Er wisse um die Herkunft des Begriffs »arme Schlucker«, meinte der Dozent. Ein Baumeister habe um 1780 die Ausschreibung zur Errichtung einer Mauer um den kaiserlichen Tiergarten mit dem billigsten Angebot gewonnen, sei aber an den Kosten, die der Bau schließlich verursachte, wirtschaftlich zugrunde gegangen. »Da er mit Namen Schlucker hieß, war es zum ›armen Schlucker‹ nicht weit. Es ist immerhin bemerkenswert, dass ein Bankrotteur der größten Bevölkerungsgruppe ihren Namen gibt. Karl Kraus hat sich sein Lebtag für die ärmsten der armen Schlucker eingesetzt, und das nie vom Standpunkt einer Caritas oder einer allgemeinen Menschenliebe. Ein bisschen Licht ins Dunkel zu bringen hat er als üble journalistische Drohung, als Verfestigung der herrschenden Verhältnisse, stets leidenschaftlich verurteilt. Seine Sache war es, das Gespinst der Dunkelheit ein für allemal zu zerreißen.«

 

Sie waren nun am Abgang zum Ufer des Donaukanals angekommen, einer steilen Rampe, die beide gut bewältigten. Am Ufer angekommen, fuhr der Dozent fort, während er in seinem Notizblock blätterte: »Wussten Sie, dass Kraus schon in der ersten Nummer der ›Fackel‹, die seit 1899 erscheint, in Fragen der Politik die sogenannten Wilden gegen die Wiener verteidigt? Eine ›Fackel‹ aus dem Jahr 1913 berichtet von einem dunkelhäutigen Wiener, der zuerst von einem Fiakerkutscher, dann von einem Lastkutscher und schließlich von einer ganzen Meute von Wienern verprügelt wird, und das nur aus dem Grund, weil der erste Kutscher sich von dem Schwarzen nicht gebührend gegrüßt wähnte. Oder in der ›Fackel‹ Nummer 668 von 1924, in der von einem Kaufmann erzählt wird, der nach Westafrika geht und sich schon darauf freut, die Neger abzuknallen wie Hunde. Dass man mit den Negern in Westafrika wie mit einem Stück Vieh verfahren könne, sei angesichts der verweichlichten Verhältnisse in Deutschland der Hauptgrund für seinen Gang in die Emigration.«

»Der Mann hätte keine zehn Jahre zu warten brauchen, um seine Neigungen auch an Rhein und Spree ausleben zu können«, erwiderte Groll.

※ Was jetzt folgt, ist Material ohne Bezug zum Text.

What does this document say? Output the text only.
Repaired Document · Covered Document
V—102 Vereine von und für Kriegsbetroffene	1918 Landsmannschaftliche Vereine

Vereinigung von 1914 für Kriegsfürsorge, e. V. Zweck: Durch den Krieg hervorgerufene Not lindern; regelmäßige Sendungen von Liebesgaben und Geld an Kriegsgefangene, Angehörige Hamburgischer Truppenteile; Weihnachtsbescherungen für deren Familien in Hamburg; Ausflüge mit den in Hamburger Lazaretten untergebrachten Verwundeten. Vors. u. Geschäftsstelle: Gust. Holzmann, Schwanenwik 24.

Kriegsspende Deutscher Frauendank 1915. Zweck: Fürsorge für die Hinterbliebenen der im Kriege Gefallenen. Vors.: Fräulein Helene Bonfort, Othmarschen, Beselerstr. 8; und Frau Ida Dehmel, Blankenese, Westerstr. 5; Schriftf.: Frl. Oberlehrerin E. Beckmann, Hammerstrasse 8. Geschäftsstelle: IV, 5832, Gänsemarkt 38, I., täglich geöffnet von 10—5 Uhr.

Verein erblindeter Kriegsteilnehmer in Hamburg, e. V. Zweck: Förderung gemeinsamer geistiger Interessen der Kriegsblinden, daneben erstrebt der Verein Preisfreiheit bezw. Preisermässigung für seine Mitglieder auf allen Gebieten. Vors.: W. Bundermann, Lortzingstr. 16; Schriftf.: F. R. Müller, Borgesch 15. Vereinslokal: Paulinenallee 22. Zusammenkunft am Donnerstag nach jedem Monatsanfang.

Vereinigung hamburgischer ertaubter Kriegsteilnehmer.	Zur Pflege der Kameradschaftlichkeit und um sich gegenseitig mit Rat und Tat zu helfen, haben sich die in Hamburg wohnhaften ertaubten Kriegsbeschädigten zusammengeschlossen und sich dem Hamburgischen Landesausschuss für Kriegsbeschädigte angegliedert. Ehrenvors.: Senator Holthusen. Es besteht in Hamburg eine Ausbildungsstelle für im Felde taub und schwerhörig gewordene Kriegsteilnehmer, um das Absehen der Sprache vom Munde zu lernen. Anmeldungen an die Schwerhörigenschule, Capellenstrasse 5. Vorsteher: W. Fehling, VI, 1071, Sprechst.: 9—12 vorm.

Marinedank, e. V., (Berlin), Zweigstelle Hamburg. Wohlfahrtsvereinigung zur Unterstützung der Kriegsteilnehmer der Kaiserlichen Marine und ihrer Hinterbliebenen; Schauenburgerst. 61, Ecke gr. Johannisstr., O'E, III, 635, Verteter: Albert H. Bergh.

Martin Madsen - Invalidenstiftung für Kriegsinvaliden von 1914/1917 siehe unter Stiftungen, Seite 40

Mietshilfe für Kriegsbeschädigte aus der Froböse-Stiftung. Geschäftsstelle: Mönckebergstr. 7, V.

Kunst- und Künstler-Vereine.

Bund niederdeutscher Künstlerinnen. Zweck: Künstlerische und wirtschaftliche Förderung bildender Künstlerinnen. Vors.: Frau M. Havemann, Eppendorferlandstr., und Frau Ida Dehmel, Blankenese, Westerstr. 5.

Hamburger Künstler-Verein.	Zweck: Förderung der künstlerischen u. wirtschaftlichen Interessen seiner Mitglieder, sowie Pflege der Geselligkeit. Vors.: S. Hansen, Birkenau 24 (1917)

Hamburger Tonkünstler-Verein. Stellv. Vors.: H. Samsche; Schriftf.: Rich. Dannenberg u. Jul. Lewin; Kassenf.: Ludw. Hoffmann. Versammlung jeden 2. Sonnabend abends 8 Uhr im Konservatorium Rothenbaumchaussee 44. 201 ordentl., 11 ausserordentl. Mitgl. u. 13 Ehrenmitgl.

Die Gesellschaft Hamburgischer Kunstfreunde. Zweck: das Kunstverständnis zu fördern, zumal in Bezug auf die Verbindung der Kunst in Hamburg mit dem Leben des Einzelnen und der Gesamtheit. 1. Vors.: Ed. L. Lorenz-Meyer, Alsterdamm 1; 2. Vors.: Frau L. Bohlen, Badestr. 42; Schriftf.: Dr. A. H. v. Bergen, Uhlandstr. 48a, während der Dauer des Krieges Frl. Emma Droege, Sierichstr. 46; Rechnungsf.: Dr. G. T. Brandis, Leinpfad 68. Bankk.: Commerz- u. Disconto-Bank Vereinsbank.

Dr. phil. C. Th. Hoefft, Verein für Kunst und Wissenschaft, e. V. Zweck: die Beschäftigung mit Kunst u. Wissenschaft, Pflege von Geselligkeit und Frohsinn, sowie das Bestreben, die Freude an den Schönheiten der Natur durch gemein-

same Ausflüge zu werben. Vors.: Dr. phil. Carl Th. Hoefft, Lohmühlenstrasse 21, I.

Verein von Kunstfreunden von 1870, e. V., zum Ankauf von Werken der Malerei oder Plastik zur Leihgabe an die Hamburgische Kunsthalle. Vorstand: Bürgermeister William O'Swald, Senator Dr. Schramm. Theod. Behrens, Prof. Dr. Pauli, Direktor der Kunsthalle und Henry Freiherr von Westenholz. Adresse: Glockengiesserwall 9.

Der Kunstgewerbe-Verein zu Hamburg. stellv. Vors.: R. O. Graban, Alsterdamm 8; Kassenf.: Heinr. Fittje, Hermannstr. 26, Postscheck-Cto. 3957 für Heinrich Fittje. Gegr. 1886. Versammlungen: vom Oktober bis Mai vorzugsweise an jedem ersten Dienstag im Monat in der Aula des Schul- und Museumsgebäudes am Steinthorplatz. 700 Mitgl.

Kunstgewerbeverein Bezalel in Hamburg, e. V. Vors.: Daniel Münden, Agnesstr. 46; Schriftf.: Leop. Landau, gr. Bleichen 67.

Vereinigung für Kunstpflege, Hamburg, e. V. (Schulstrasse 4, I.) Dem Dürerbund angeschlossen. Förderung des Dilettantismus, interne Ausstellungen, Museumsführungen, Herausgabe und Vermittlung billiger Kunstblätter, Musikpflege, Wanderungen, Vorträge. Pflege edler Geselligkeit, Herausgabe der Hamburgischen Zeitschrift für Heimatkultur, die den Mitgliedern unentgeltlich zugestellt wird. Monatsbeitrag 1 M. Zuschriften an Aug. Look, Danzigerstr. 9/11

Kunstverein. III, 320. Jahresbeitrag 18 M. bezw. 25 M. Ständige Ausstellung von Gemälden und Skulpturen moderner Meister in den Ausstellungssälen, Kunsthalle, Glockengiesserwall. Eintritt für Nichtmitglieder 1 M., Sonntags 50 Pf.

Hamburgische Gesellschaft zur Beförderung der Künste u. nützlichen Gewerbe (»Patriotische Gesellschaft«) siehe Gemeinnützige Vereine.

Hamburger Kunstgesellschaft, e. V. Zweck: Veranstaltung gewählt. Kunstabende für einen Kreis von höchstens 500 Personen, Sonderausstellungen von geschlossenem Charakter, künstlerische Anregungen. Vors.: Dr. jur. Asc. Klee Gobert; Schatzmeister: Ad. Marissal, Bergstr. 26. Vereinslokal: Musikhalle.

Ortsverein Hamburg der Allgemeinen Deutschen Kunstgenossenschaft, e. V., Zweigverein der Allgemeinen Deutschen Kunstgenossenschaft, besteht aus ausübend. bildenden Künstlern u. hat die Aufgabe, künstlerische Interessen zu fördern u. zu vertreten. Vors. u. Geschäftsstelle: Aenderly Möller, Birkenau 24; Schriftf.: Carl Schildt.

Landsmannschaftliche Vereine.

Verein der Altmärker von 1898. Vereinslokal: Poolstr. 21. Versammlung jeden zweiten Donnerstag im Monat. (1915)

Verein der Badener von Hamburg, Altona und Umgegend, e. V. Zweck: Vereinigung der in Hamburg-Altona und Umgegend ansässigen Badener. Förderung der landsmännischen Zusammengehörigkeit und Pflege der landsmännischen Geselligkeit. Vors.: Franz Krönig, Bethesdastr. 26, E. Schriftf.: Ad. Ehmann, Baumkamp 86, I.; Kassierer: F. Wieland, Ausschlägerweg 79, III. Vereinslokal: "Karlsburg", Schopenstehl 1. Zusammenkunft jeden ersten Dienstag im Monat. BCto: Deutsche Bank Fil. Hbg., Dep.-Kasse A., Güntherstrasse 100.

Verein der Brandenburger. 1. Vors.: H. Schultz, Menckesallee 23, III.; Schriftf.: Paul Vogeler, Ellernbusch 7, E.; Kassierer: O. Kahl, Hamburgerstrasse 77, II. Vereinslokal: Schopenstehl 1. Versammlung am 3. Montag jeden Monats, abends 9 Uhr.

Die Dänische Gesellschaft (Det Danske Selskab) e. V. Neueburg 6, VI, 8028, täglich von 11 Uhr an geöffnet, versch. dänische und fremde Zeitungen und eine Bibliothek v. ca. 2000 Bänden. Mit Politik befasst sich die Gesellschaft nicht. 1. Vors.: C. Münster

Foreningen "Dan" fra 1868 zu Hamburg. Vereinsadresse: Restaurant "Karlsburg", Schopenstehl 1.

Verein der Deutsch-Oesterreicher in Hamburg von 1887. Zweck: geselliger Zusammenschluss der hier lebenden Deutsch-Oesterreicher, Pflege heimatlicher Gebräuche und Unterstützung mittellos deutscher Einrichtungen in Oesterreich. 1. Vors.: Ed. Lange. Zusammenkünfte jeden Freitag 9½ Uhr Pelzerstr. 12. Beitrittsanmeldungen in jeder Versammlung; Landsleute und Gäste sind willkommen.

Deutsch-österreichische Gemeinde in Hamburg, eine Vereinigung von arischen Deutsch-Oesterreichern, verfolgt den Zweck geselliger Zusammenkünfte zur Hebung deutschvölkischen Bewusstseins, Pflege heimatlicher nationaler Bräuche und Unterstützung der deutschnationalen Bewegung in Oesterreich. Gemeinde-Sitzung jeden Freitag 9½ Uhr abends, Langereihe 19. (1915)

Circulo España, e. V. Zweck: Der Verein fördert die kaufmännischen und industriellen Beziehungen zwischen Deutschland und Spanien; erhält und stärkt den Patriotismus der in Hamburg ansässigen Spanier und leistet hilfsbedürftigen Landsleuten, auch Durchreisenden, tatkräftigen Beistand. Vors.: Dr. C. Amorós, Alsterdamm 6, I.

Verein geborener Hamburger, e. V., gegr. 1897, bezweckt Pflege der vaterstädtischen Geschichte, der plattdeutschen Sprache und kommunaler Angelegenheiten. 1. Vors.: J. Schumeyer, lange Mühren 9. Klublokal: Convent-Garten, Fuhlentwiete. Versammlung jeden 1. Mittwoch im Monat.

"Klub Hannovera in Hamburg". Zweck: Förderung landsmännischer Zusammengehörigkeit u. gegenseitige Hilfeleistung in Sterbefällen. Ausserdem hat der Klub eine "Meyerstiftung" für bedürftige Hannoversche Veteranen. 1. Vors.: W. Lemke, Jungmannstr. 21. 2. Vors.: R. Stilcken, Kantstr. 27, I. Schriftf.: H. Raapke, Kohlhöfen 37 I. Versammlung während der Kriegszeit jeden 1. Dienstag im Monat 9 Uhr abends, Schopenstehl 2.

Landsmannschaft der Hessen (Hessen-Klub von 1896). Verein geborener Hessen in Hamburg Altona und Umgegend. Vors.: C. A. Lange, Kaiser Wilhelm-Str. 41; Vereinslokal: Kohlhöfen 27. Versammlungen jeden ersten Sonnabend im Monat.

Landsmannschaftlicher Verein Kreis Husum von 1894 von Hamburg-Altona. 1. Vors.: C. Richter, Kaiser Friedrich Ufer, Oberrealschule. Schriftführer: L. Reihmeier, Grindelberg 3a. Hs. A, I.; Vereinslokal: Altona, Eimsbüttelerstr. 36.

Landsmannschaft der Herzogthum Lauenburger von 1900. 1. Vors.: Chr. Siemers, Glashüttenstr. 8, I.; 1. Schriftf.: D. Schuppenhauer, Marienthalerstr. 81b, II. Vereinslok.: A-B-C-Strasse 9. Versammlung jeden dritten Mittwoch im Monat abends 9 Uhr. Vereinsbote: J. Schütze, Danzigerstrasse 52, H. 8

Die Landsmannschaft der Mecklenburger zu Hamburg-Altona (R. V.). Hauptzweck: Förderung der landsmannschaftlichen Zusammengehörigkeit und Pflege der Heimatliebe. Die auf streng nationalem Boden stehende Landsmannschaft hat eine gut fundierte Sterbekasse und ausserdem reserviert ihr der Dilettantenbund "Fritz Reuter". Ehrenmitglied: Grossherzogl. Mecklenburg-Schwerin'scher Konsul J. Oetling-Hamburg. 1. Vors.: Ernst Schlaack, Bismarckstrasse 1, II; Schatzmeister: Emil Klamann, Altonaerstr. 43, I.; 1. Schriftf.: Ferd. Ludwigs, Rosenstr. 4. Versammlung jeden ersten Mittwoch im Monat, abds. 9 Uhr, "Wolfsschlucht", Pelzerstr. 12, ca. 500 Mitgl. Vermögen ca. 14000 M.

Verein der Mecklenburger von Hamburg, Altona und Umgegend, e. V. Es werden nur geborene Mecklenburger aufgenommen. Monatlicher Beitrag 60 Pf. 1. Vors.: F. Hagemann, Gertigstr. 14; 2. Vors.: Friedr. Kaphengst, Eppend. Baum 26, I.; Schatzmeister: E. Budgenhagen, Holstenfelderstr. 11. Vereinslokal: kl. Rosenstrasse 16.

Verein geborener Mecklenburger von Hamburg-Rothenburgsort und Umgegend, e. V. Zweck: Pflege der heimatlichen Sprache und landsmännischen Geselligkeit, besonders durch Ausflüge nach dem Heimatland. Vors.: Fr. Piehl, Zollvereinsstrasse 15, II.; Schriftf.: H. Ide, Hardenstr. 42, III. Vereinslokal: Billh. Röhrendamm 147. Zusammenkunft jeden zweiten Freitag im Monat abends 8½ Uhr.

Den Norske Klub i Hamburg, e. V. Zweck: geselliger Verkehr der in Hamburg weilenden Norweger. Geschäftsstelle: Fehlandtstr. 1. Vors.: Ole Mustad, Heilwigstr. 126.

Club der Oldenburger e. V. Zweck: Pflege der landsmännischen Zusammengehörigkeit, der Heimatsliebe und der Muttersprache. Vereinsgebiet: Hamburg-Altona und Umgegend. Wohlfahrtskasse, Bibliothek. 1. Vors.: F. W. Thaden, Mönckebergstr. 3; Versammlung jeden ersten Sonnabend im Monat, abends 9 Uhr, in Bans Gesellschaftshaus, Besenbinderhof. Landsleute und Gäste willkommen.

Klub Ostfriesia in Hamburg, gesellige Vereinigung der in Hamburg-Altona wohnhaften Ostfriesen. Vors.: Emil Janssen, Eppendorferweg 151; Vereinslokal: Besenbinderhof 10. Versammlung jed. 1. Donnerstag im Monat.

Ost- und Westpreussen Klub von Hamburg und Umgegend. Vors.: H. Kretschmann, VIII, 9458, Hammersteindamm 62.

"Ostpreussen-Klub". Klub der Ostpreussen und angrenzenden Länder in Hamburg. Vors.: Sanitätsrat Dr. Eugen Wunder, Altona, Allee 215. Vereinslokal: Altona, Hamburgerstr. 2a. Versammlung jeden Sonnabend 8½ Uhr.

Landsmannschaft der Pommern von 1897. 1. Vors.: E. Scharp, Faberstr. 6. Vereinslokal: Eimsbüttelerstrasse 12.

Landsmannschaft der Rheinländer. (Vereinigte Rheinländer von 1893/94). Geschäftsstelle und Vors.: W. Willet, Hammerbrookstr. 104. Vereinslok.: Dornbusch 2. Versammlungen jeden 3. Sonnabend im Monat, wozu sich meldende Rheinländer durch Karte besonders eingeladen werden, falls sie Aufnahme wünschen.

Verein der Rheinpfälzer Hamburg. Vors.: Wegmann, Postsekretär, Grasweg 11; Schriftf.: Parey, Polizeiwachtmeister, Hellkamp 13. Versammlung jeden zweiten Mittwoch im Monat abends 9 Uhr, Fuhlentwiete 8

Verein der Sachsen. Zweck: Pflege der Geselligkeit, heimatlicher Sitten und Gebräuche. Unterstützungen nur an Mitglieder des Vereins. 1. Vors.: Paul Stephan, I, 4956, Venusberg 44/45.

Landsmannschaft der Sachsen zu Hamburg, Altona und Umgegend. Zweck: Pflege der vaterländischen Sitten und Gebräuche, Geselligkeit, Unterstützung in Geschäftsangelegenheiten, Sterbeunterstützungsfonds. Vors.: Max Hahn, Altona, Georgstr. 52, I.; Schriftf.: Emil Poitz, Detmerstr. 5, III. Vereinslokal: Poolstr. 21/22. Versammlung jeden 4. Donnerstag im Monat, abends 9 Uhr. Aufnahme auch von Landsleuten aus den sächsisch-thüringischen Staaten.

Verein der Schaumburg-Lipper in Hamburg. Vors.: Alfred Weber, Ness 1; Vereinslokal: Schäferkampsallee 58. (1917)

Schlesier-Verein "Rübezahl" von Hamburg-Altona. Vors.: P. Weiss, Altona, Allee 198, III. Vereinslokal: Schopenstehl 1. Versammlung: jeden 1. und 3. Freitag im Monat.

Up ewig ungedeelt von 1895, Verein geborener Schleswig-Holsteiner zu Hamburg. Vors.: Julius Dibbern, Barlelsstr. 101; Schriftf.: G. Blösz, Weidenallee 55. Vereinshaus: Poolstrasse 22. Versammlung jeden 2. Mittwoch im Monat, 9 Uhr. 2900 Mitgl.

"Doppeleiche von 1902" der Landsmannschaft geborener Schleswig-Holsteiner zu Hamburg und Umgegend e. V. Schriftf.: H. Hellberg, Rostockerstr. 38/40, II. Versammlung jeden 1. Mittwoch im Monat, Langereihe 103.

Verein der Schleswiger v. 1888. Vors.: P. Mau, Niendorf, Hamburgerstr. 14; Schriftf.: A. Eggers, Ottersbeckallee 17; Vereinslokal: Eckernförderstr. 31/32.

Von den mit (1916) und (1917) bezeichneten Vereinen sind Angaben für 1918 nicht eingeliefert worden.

Zwei Arbeiter trugen eine Kiste Bier von der unteren zur oberen Ebene der Baustelle. Einer der Arbeiter nickte anerkennend, als er das Rad des Dozenten sah. In der Folge entspann sich zwischen Groll und seinem Bekannten ein Disput um den Donaukanal. Groll begründete den Abscheu vor diesem Namen damit, dass der heutige Donaukanal, der ehemalige Hauptarm des Stroms, der Tausende Jahre genutzt worden sei, durch den Zusatz »Kanal« diskriminiert werde. Es wäre besser, den älteren Bruder des Stroms Prinz-Eugen-Arm zu nennen. Immerhin habe der Prinz im Gebiet des heutigen Tabors eine von holländischen Schiffsbauern betriebene Werft zur Erbauung von Flusskaravellen errichten lassen.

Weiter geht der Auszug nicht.